SPD legt Konzept für Schulsanierungen vor

SPD legt Konzept für Schulsanierungen vor

PK Schulsanieruing mit Michael Müller und Raed Saleh
 

Für die Sanierung der Berliner Schulen gibt es jetzt eine klare Perspektive. Dazu haben der SPD-Landesvorsitzende Michael Müller und der SPD-Fraktionsvorsitzende Raed Saleh ein umfangreiches und durchgerechnetes Konzept vorgelegt. Innerhalb von zehn Jahren soll damit nicht nur der Sanierungsstau an Berlins Schulen beseitigt werden, sondern auch für die laufende bauliche Unterhaltung der Schulgebäude und den notwendigen Neubau gesorgt werden. "Wir schnüren ein Gesamtpaket von 5,5 Milliarden Euro, um den Sanierungsstau in zehn Jahren abzubauen und um Schulen neu- oder auszubauen", so Michael Müller.

Ohne die Haushaltskonsolidierung der vergangenen Jahre hätte Berlin heute keine finanziellen Handlungsspielräume, betonten Müller und Saleh. Allerdings gingen - trotz spezieller Schulsanierungsprogramme - die Kürzungen im Schulbereich an die Substanz. Eine Arbeitsgruppe der Berliner SPD macht dabei im Wesentlichen drei Ursachen aus: Zum einen waren die den Bezirken zugewiesenen Mittel zu gering, zum anderen haben die Bezirke die Mittel nicht immer für den eigentlichen Verwendungszweck ausgegeben. Und schließlich blieben jährlich rund 20 Millionen Euro  übrig, die von den Bezirken nicht ausgegeben wurden.

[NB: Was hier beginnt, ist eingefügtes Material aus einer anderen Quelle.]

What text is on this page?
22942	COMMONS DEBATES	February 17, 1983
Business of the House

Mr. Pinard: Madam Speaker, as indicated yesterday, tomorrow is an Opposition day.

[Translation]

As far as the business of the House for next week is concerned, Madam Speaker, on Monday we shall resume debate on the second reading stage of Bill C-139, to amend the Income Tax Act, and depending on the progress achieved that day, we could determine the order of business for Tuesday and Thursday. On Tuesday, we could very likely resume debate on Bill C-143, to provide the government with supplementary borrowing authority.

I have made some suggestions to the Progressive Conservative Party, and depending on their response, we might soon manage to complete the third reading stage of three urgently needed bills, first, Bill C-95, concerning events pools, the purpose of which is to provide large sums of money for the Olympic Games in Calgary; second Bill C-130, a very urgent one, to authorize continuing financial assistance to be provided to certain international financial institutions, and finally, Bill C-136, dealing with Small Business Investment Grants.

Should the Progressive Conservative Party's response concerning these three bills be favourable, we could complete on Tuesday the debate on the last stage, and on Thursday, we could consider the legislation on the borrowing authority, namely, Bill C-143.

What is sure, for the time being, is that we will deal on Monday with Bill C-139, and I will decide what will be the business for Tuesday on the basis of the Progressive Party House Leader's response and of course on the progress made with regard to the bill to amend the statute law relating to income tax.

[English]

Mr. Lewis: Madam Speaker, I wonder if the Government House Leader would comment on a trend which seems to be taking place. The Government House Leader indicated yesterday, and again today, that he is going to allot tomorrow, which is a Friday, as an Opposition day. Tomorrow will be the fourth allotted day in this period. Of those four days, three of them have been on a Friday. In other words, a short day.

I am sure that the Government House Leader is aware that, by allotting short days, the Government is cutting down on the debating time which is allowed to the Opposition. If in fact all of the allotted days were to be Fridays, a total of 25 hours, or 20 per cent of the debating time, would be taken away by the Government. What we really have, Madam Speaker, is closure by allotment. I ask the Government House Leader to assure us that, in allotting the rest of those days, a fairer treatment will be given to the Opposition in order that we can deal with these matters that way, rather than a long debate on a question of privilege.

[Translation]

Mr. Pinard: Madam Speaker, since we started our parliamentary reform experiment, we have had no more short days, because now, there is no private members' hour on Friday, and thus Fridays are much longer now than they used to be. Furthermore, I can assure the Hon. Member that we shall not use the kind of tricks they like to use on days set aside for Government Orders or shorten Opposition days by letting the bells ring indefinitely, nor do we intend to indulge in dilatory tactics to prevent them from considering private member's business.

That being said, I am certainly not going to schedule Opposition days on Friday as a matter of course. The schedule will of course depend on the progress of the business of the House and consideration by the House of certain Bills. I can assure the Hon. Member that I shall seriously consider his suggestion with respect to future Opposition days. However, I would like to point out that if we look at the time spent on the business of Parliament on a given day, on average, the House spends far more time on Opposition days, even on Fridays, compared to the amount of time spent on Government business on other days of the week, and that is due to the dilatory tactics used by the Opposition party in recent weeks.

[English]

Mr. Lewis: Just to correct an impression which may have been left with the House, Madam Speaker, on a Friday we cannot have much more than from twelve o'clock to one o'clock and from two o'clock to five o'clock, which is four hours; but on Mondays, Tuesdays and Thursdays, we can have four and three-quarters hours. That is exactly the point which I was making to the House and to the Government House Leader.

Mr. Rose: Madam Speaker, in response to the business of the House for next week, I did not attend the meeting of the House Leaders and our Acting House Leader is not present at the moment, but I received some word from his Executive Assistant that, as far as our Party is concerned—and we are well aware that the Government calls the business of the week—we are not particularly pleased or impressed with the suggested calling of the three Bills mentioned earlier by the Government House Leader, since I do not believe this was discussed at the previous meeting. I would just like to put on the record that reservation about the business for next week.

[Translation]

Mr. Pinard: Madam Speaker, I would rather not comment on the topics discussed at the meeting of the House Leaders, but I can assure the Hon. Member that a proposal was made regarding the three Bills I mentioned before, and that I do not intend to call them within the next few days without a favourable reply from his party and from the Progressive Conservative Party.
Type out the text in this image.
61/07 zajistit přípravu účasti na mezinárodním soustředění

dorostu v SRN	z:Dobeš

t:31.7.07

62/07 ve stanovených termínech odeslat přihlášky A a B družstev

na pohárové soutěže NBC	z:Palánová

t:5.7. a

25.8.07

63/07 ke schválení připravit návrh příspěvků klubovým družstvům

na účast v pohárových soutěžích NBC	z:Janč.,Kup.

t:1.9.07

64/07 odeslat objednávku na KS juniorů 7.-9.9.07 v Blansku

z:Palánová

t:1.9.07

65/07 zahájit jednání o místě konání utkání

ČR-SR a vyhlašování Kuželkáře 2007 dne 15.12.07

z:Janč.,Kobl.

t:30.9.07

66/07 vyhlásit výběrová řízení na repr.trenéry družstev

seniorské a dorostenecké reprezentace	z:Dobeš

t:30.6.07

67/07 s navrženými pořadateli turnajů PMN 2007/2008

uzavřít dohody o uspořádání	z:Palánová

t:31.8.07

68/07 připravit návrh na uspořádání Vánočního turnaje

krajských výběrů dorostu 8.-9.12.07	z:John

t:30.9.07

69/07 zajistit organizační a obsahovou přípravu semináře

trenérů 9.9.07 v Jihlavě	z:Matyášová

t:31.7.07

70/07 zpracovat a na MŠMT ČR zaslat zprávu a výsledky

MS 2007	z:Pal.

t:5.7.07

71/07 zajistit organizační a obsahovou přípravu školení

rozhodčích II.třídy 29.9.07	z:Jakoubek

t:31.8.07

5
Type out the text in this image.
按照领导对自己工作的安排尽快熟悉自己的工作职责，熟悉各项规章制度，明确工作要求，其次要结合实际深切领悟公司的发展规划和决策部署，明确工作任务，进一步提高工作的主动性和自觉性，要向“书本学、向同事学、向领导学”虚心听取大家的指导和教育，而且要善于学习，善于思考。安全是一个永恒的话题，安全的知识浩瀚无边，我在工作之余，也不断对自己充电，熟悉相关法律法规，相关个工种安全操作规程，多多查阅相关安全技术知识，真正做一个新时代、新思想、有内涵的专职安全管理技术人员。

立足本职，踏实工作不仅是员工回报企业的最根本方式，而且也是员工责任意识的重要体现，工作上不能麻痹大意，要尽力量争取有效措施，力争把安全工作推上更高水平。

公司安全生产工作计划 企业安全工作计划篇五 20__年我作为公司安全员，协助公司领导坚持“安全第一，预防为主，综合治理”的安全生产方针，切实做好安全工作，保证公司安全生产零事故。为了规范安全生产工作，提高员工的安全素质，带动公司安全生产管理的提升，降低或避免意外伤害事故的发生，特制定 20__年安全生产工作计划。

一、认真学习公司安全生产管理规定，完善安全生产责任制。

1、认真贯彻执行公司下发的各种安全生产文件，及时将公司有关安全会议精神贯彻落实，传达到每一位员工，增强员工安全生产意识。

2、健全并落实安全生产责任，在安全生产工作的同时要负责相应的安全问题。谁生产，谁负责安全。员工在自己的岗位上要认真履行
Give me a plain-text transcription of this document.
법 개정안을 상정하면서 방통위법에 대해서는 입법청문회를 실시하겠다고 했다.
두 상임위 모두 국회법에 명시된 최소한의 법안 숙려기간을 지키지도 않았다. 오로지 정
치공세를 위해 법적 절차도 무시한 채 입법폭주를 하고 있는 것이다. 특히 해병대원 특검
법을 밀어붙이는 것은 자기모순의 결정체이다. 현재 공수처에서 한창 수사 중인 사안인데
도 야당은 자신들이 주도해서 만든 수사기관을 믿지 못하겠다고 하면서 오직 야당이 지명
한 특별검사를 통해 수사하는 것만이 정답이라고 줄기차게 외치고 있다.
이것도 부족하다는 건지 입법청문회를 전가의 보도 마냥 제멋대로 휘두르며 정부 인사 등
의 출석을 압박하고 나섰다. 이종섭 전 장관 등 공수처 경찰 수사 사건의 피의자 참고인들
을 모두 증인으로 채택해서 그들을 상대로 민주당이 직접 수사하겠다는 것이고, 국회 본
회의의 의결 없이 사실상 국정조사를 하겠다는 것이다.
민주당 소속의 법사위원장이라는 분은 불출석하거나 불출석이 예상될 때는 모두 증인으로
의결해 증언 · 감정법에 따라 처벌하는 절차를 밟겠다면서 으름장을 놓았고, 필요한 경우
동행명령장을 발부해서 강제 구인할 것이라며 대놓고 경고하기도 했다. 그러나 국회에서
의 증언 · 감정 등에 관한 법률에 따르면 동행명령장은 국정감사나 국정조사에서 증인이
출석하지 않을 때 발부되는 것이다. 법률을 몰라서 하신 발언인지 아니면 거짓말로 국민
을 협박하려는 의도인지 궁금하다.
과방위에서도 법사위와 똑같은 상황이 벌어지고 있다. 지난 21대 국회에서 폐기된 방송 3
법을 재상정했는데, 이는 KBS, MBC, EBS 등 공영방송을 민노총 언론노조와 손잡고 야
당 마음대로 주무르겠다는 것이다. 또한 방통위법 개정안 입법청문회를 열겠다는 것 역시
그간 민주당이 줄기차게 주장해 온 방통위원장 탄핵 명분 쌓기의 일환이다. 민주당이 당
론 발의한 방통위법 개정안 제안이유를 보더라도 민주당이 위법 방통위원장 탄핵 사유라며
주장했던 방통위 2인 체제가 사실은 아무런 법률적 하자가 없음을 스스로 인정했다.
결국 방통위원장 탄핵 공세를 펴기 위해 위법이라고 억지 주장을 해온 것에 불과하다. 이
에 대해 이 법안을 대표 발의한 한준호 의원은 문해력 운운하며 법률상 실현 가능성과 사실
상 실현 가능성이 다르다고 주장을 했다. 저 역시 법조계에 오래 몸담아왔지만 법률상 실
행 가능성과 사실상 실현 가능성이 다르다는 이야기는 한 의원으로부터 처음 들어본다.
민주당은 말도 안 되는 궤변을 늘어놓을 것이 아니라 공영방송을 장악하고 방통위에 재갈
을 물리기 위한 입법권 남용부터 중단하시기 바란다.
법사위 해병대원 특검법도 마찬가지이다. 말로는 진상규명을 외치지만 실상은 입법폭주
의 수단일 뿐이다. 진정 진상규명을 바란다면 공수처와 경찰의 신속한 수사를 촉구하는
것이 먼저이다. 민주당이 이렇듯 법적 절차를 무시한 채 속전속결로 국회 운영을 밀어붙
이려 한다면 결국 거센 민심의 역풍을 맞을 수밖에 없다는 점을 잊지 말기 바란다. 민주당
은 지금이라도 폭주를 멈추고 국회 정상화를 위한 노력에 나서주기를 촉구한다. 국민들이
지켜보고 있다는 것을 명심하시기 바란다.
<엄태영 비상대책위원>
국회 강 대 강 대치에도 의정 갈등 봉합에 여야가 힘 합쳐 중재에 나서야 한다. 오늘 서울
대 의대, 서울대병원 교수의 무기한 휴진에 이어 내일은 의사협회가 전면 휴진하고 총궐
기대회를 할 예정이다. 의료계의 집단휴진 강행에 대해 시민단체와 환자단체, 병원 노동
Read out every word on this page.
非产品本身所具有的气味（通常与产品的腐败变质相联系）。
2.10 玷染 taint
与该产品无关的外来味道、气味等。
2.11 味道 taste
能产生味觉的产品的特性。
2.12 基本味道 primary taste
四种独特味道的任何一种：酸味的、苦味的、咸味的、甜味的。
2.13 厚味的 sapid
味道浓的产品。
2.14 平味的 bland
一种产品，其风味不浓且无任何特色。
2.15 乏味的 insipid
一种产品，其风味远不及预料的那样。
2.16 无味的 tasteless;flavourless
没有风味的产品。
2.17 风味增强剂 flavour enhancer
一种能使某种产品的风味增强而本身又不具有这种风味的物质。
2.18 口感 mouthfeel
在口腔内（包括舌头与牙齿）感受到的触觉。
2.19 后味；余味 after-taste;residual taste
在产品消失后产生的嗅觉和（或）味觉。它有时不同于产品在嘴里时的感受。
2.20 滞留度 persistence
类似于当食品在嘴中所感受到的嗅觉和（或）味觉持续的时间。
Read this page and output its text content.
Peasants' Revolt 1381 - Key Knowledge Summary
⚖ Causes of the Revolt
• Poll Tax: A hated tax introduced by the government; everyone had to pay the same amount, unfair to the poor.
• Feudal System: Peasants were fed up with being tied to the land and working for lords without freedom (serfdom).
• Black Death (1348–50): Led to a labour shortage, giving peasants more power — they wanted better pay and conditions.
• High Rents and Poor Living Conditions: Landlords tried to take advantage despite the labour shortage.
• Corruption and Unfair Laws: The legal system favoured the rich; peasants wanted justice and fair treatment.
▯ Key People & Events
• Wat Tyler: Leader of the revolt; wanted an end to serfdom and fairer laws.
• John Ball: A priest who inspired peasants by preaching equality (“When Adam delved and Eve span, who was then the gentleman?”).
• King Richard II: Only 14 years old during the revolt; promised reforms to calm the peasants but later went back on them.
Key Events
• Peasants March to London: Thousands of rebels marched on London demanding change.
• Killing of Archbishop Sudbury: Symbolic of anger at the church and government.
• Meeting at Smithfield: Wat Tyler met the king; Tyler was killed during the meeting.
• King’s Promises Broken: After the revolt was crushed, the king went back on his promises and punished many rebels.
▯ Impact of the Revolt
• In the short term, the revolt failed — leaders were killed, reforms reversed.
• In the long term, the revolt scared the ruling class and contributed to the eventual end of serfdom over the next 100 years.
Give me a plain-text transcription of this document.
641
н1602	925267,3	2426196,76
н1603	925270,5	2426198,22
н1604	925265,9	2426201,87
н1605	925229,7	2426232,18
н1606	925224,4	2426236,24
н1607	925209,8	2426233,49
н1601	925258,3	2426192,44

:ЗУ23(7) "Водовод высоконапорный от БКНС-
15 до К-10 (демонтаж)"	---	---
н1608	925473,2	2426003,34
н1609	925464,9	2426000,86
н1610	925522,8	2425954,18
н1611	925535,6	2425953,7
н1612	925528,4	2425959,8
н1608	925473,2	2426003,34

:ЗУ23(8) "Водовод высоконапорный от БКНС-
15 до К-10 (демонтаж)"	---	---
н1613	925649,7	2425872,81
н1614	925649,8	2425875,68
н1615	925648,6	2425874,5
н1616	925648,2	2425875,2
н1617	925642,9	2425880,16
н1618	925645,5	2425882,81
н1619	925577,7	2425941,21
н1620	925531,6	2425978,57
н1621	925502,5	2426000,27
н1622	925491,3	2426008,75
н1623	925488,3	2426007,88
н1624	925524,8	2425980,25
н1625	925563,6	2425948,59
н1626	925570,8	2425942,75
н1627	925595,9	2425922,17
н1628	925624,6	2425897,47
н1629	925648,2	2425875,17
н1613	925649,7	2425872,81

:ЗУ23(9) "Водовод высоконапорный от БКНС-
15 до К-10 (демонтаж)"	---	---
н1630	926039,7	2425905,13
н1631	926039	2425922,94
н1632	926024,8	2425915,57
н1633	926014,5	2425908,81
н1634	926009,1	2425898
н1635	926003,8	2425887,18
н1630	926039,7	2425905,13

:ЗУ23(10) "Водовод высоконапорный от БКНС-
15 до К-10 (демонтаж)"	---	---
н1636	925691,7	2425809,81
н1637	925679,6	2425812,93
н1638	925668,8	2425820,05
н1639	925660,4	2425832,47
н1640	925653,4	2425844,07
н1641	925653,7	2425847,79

Deshalb enthält das Konzept der SPD-Arbeitsgruppe, das Müller und Saleh gemeinsam vorstellten, neben der Erhöhung der Finanzmittel auch einen Vorschlag, um die Strukturen zu verbessern und neue Mitsprachemöglichkeiten für alle Beteiligten vor Ort einzuführen. So können etwa Eltern, Lehrerinnen und Lehrer sowie Schülerinnen und Schüler an der Prioritätensetzung mitwirken.

Die Mittel für den baulichen Unterhalt werden nach dem Konzept der SPD mehr als verdoppelt und betragen rund 1,5 Milliarden Euro in 10 Jahren. Um den Sanierungsrückstand aufzuholen, werden mindestens 1,2 Milliarden Euro in 10 Jahren zusätzlich aufgewandt. Dazu werden die vorhandenen Sonderprogramme um 50 Millionen Euro pro Jahr aufgestockt. Angesichts der wachsenden Zahlen von Schülerinnen und Schülern werden 2,7 Milliarden Euro in den Neubau oder die Erweiterung bestehender Schulgebäude investiert. Da einige Maßnahmen bereits in den Haushaltsplanungen vorgesehen sind, beläuft sich der zusätzliche Mitteleinsatz auf etwa zwei Milliarden Euro.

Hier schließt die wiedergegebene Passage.